Abstract

AbstractIt is widely agreed that the intelligibility of modal metaphysics has been vindicated. Quine's arguments to the contrary supposedly confused analyticity with metaphysical necessity, and rigid with non‐rigid designators.2 But even if modal metaphysics is intelligible, it could be misconceived. It could be that metaphysical necessity is not absolute necessity – the strictest real (non‐epistemic, non‐deontic) notion of necessity – and that no proposition of traditional metaphysical interest is necessary in every real sense. If there were nothing otherwise “uniquely metaphysically significant” about metaphysical necessity, then paradigmatic metaphysical necessities would be necessary in one sense of “necessary”, not necessary in another, and that would be it.
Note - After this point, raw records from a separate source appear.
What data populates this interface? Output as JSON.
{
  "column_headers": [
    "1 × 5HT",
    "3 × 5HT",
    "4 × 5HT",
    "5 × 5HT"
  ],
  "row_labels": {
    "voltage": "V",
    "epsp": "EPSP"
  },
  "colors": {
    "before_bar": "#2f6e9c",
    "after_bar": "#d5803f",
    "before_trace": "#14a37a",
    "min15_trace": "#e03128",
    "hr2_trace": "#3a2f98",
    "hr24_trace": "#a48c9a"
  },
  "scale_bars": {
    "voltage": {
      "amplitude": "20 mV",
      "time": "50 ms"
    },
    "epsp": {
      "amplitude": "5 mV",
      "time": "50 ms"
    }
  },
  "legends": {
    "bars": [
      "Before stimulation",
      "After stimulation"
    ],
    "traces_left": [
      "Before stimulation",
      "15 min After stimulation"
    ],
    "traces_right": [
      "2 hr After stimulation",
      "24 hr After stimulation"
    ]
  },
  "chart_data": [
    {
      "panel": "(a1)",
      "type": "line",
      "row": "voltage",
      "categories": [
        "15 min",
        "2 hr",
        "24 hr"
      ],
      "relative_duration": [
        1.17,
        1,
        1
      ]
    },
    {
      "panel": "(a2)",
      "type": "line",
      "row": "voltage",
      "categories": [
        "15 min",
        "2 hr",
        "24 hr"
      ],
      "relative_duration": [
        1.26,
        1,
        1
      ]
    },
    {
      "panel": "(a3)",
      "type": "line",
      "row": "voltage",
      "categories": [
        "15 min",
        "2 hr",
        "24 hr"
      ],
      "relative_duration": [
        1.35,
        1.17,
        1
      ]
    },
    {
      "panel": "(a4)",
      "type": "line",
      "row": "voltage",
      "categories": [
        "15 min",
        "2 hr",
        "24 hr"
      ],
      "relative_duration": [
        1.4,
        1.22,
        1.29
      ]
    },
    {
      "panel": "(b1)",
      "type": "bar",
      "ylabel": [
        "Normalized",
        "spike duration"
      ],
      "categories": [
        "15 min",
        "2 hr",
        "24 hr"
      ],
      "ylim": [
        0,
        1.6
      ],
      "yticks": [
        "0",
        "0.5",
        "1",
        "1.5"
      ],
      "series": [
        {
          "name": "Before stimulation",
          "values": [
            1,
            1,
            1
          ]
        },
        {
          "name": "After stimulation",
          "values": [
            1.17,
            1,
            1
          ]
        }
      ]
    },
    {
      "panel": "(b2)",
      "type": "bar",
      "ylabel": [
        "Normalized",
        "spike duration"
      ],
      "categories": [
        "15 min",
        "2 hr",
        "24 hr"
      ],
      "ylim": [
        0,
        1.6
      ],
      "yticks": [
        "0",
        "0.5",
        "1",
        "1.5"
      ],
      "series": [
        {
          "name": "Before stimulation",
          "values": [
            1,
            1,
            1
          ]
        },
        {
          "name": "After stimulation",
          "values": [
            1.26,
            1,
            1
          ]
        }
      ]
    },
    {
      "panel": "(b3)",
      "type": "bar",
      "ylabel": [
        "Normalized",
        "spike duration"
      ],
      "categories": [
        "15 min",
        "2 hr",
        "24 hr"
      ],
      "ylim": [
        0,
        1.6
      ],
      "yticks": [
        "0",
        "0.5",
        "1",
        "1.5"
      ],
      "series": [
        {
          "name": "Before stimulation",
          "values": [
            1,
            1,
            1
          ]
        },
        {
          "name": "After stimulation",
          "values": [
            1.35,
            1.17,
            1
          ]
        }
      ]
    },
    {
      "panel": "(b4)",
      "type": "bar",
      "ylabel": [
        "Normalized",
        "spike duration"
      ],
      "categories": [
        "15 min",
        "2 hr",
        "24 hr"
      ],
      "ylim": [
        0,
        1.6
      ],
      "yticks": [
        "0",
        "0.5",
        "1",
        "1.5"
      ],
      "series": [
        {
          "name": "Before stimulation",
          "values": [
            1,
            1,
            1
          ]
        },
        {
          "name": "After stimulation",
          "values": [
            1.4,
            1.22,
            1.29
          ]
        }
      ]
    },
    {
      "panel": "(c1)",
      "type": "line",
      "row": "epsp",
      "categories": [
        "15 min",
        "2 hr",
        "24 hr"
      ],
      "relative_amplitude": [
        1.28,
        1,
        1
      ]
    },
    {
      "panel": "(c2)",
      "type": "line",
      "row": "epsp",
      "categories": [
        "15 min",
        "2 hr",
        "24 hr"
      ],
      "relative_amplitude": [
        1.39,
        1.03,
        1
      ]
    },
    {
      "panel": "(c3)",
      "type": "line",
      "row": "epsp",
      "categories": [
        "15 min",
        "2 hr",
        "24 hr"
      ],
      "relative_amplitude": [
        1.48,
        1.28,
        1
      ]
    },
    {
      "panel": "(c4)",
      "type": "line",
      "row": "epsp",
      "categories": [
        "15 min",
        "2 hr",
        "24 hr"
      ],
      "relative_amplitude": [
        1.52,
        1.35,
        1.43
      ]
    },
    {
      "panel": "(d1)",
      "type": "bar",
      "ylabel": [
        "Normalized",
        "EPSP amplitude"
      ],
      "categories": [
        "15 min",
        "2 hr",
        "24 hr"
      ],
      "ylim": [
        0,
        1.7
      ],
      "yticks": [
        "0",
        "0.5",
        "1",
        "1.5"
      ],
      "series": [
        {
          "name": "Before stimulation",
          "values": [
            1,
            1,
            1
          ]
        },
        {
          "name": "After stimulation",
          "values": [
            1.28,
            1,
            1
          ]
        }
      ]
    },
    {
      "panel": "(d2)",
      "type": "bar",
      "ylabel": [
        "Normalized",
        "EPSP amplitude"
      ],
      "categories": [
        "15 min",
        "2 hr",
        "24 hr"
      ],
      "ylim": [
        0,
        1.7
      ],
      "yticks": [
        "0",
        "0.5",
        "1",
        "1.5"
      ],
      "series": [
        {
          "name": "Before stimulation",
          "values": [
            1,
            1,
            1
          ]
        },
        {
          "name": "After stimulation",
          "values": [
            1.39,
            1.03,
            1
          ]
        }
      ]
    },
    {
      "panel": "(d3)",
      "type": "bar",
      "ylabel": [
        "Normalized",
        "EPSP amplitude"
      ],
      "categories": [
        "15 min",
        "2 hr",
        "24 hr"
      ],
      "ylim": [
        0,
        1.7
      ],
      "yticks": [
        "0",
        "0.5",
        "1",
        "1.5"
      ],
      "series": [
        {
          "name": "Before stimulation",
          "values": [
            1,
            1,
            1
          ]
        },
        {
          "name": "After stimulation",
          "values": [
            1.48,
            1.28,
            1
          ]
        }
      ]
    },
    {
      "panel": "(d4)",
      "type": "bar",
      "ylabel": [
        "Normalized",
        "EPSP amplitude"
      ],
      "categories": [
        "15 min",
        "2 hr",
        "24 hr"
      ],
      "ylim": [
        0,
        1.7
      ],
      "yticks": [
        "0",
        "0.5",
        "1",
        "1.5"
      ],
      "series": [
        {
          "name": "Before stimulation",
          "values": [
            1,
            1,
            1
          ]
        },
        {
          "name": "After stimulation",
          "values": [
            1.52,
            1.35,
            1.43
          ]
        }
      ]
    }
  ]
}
The question of whether they were necessary simpliciter would be like the question of whether the Parallel Postulate is true simpliciter – understood as a pure mathematical conjecture, rather than as a hypothesis about physical spacetime. In a sense, the latter question has no objective answer. In this article, I argue that paradigmatic questions of modal metaphysics are like the Parallel Postulate question. I then discuss the deflationary ramifications of this argument. I conclude with an alternative conception of the space of possibility. According to this conception, there is no objective boundary between possibility and impossibility. Along the way, I sketch an analogy between modal metaphysics and set theory.